The siege works advanced fast. Redcoats and sepoys worked day and night, sapping forward and shoring up the trench sides with bamboo mats. Rockets continually harassed the work, and the Tippoo succeeded in remounting some of his guns on the western walls, though their fire did little to disturb the work and the gunners suffered grievously from the counter-fire of the British eighteen-pounders emplaced in the captured mill fort. Smaller guns, twelve-pounders and short-barrelled howitzers, joined the bombardment of the ramparts and their shells and round shot seared above the ground where yard by yard the red earth was broken until, at last, the big short-range breaching batteries were dug and the rest of the massive siege guns were rolled forward in the night and concealed in their gun pits. To the Tippoo's troops, watching from the battered summit of the western wall, the approaches to the city were now a maze of newly turned earth. Approach trenches angled their way across the farmland, ending in larger mounds of earth thrown up from the deeper pits that held the breaching guns. Not all those bigger mounds concealed guns, for some of the spoil heaps were deliberately thrown up as deceptions so that the Tippoo could not guess where the real guns were emplaced until they opened fire. The Tippoo only knew that the British would aim at his western wall, but he did not yet know the exact stretch of wall that the enemy engineers had chosen, and it suited General Harris that the Tippoo should not learn that spot until it was necessary for the breaching batteries to open fire. If the defenders had too much warning of the place chosen for the storm then they would have time to build elaborate new defences behind it.

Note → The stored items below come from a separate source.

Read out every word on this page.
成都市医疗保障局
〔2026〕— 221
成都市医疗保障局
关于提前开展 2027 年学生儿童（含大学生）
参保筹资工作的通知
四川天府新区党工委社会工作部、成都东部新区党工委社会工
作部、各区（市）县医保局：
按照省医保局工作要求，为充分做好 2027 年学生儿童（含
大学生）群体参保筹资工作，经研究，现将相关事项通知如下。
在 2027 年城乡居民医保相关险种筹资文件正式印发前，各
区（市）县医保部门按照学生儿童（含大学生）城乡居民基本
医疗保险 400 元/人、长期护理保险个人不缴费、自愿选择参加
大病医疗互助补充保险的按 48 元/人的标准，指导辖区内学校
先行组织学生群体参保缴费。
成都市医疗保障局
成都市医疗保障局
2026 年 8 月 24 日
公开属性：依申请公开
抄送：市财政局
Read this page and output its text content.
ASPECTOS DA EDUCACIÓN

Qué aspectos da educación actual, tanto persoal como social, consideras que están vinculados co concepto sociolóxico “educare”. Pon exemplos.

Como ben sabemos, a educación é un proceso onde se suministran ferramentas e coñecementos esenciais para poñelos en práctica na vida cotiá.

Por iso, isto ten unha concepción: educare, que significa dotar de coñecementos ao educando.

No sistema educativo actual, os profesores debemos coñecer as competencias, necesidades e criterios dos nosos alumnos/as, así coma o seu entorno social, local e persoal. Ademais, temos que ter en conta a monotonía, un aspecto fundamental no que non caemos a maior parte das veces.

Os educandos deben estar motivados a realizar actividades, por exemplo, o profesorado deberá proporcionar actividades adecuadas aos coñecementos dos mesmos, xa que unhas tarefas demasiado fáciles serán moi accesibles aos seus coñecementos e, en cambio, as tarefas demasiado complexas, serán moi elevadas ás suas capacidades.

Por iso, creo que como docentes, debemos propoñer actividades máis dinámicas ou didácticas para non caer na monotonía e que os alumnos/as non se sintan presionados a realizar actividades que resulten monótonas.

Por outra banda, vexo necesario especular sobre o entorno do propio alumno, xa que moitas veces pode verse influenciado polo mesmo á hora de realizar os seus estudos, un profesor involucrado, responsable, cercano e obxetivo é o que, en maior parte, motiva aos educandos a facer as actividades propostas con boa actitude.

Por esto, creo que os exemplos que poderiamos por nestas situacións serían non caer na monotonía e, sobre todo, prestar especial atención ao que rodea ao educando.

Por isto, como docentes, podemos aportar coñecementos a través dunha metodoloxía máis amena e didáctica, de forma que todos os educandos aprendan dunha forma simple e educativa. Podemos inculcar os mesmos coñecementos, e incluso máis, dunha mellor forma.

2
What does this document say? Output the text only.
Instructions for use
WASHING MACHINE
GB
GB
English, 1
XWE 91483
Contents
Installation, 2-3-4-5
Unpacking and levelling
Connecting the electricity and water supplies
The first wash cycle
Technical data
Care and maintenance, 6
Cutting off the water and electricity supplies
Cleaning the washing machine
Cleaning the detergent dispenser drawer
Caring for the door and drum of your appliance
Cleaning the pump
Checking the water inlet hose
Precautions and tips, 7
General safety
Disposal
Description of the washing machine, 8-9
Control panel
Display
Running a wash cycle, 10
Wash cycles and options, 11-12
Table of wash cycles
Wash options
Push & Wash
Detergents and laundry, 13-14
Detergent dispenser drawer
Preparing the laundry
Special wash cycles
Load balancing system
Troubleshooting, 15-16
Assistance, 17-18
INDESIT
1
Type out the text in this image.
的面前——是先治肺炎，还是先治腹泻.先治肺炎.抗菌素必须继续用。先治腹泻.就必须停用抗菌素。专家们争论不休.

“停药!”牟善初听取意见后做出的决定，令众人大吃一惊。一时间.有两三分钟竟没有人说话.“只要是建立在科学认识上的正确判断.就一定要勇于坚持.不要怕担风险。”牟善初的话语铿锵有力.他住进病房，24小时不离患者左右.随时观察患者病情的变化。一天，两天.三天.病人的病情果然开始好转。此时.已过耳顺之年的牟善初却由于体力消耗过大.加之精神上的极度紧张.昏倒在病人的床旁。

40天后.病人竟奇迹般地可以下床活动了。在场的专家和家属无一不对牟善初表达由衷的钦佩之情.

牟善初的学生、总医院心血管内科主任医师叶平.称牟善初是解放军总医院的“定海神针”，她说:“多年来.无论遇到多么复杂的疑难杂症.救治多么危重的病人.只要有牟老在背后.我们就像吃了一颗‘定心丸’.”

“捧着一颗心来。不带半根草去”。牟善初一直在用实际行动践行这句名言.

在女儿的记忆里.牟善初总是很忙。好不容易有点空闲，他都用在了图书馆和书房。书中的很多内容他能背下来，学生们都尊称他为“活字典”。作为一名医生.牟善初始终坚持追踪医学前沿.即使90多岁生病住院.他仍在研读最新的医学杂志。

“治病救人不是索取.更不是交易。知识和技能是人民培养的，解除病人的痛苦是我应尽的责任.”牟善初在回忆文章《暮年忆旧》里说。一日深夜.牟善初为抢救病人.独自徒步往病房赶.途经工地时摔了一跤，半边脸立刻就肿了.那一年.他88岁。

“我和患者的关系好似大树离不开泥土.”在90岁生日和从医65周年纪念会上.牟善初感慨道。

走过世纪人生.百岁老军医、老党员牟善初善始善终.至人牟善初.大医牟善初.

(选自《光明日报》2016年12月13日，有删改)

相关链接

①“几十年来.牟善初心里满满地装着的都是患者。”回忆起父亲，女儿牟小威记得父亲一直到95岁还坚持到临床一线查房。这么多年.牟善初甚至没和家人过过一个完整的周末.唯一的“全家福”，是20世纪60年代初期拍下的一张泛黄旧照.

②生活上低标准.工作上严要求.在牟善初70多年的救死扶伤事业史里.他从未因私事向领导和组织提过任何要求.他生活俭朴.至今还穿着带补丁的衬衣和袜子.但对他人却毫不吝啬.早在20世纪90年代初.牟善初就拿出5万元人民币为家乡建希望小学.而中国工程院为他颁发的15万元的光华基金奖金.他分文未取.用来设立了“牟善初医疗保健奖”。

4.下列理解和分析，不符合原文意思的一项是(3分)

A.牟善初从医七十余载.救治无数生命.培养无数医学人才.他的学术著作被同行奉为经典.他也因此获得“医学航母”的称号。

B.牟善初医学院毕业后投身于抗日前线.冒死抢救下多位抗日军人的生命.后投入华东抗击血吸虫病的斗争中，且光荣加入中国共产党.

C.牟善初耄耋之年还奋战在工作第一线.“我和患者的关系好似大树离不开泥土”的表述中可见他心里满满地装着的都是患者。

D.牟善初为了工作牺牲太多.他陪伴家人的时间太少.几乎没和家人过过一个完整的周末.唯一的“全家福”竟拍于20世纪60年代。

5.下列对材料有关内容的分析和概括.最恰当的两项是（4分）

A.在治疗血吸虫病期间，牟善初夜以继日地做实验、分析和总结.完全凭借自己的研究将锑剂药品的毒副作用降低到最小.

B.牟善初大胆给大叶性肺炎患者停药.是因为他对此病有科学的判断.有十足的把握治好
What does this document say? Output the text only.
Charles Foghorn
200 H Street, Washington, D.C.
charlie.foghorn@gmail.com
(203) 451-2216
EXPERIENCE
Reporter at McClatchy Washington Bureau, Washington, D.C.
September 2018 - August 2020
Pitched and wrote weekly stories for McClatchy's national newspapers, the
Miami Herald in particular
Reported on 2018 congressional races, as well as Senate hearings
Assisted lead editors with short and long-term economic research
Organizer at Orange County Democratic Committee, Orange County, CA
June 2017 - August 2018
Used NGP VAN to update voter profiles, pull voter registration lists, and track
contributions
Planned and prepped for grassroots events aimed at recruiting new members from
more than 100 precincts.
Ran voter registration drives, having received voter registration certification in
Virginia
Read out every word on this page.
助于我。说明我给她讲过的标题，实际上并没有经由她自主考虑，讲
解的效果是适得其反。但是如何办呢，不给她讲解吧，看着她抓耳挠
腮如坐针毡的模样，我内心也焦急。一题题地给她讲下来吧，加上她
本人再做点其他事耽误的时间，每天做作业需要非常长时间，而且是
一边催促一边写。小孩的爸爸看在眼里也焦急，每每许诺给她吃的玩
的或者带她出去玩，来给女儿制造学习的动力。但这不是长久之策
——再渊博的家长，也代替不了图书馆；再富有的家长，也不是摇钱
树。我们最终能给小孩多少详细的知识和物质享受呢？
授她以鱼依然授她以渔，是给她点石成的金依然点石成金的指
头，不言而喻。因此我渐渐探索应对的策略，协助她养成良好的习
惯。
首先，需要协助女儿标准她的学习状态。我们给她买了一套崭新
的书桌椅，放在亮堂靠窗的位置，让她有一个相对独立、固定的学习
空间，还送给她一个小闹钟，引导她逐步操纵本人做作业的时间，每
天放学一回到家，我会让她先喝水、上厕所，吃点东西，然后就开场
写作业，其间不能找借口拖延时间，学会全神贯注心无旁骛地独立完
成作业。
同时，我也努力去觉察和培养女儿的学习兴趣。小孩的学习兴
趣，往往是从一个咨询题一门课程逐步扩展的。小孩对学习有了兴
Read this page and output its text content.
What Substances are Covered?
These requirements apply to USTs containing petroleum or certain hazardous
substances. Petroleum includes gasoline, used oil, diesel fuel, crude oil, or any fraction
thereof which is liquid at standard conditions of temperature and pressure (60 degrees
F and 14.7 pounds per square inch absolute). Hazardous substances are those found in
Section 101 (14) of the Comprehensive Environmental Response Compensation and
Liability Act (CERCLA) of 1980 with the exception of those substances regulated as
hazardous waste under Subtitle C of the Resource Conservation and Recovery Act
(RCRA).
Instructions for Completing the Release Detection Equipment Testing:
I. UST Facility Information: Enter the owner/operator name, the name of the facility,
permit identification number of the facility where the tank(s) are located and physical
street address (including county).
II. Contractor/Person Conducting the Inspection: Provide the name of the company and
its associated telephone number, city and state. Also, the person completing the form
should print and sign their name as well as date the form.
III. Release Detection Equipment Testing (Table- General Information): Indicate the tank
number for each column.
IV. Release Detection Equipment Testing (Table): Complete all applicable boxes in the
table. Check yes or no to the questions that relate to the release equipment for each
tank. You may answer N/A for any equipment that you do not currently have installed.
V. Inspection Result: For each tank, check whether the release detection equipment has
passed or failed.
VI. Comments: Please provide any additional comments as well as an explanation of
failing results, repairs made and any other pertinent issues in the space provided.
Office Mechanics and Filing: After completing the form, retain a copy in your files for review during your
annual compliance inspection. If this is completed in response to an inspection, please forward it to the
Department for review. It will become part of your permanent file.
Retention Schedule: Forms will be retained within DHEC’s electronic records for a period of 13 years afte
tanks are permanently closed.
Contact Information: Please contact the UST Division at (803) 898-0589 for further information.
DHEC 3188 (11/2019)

But the Tippoo was gambling that he already knew where the British would choose to make their breach, and in the old gatehouse where the massive mine was concealed his engineers finished their preparations. They stacked stone around the vast powder charge so that its explosion would be directed northwards into the space between the walls. For the mine to be effective the British had to site their breach in the short stretch of wall between the old gatehouse and the city's north-west bastion, and the Tippoo's gamble was not an outrageous risk for it was not difficult to forecast that the breach would indeed be blasted in that section of wall. The site was dictated by the outer wall's decay, and by the shortcomings of the low glacis that lay outside that inviting wall. The rudimentary glacis half protected most of the city's western battlements, its raw earth slope designed to deflect cannonballs up from the wall's base, but where the city wall was most decayed the river ran very close to the defences and there had been no room to construct even the pretence of a glacis. Instead a low mud wall continued the line of the glacis, and that wall penned in the water that had been pumped into the ditch between the outer ramparts and the glacis. That low wall was no obstacle compared to a glacis and the Tippoo reckoned it would be an irresistible target for the enemy engineers.